Fidelma estaba enterada de que estaba circulando una encíclica atribuida a Patricio en la que se daban treinta y cinco reglas para los seguidores de la fe. La novena regla ordenaba que un monje soltero y una monja, cada uno de un lugar diferente, no habían de permanecer en el mismo hostal o en la misma casa, ni viajar juntos en un carro de una casa a otra, ni conversar abiertamente. Y, de acuerdo con la regla diecisiete, una mujer que hiciera voto de castidad y luego se casara tenía que ser excomulgada, a menos que abandonara a su marido e hiciera una penitencia. Fidelma estaba indignada de que circulara ese documento en nombre de Patricio y sus obispos, Auxilio e Isernino, porque eran muy contrarios a las leyes de los cinco reinos. En realidad, lo que le hacía sospechar de la autenticidad del documento era que la primera regla decretaba que cualquier miembro de los religiosos que apelara a las leyes seculares merecía la excomunión. Después de todo, hacía doscientos años el mismo Patricio había sido uno de los miembros de la comisión de nueve hombres que el Rey Supremo, Laoghaire, había escogido para poner todas las leyes civiles y criminales de los cinco reinos en la nueva escritura.

Para Fidelma, la circulación de las «Reglas del primer consejo de Patrick», como se las llamaba, era otra nota de propaganda proveniente del bando proromano, que quería que la fe en los cinco reinos de Éireann fuera totalmente gobernada desde Roma.

De repente, se dio cuenta de que Cass había dicho algo.

– Lo siento -dijo torpemente-, la cabeza se me ha ido a muchas millas de distancia. ¿Qué estabais diciendo?

El joven soldado estiró las piernas en la sillita.

– Decía que he tenido una idea respecto a la lámpara.

– ¿Oh?

– Es obvio que alguien rellenó la lámpara cuando se descubrió el cuerpo de Dacán.

Fidelma observó sus ojos cándidos con solemnidad.

– Ciertamente, no hay duda de que la lámpara no podía llevar ardiendo toda la noche, si mataron a Dacán a medianoche o justo después… Es decir -añadió con una sonrisa burlona-, a menos que seamos testigos de un milagro, el milagro de la lámpara que se rellena sola.

Cass frunció el ceño, sin saber cómo tomarse aquello.

– Entonces es lo que yo digo -insistió.

– Quizás.

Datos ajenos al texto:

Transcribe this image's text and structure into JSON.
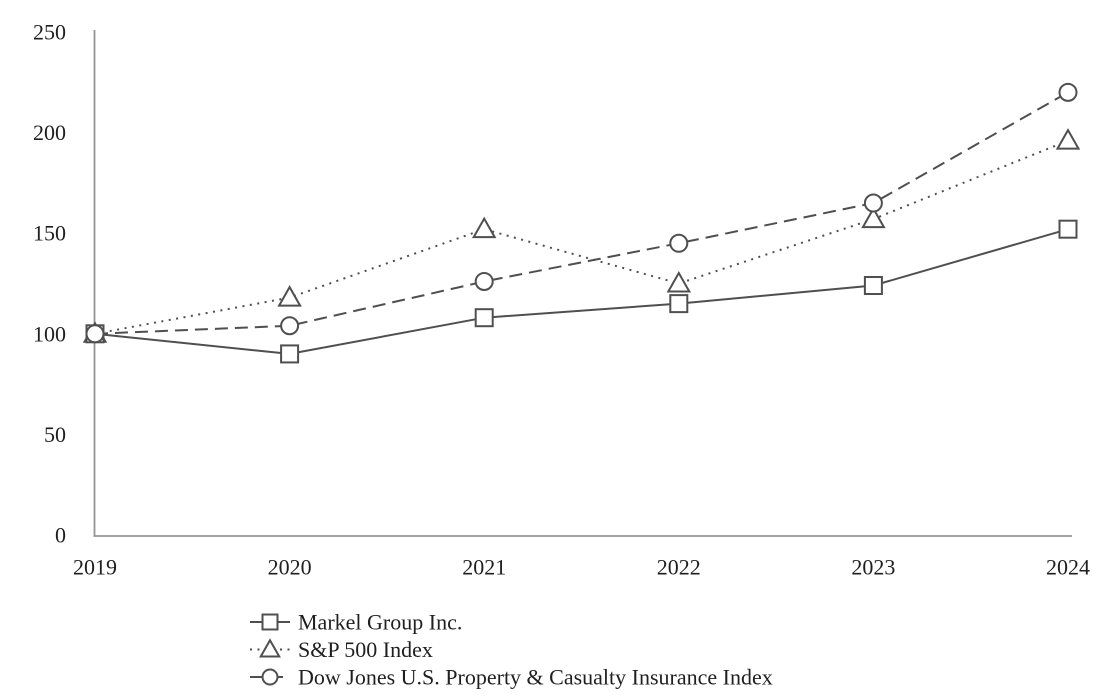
{
  "chart_data": {
    "type": "line",
    "title": "",
    "xlabel": "",
    "ylabel": "",
    "x": [
      "2019",
      "2020",
      "2021",
      "2022",
      "2023",
      "2024"
    ],
    "ylim": [
      0,
      250
    ],
    "yticks": [
      0,
      50,
      100,
      150,
      200,
      250
    ],
    "grid": false,
    "legend_position": "bottom-left",
    "series": [
      {
        "name": "Markel Group Inc.",
        "marker": "square",
        "line_style": "solid",
        "values": [
          100,
          90,
          108,
          115,
          124,
          152
        ]
      },
      {
        "name": "S&P 500 Index",
        "marker": "triangle",
        "line_style": "dotted",
        "values": [
          100,
          118,
          152,
          125,
          157,
          196
        ]
      },
      {
        "name": "Dow Jones U.S. Property & Casualty Insurance Index",
        "marker": "circle",
        "line_style": "dashed",
        "values": [
          100,
          104,
          126,
          145,
          165,
          220
        ]
      }
    ]
  },
  "colors": {
    "line": "#4f4f4f",
    "marker_fill": "#ffffff",
    "axis": "#949494",
    "text": "#1f1f1f",
    "background": "#ffffff"
  }
}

Sin embargo, nos han dicho que el hermano Conghus descubrió el cuerpo y se encontró con que la lámpara estaba ardiendo. Él no la rellenó. Todavía seguía encendida cuando el hermano Tóla fue a examinar el cuerpo, y asegura que él no la rellenó. Luego nos dijo, al preguntárselo, que había apagado la luz cuando él y su ayudante, el hermano Martan, se llevaron el cuerpo al depósito para examinarlo. ¿Quién la rellenó?

Cass se quedó un momento pensativo.

– Entonces la tuvieron que rellenar justo antes de que el cuerpo fuera descubierto o después de que el cuerpo fuera retirado -dijo triunfante-. Después de todo, vos dijisteis que la lámpara sólo podía llevar encendida no más de una hora por la cantidad de aceite que todavía quedaba en ella. Alguien tiene que haberla rellenado.

Fidelma se quedó mirando complacida a Cass.

– Sabéis, Cass, estáis empezando a mostrar una mente de dálaigh.

Cass le devolvió la mirada frunciendo el ceño, sin saber si Fidelma se estaba burlando de él o no.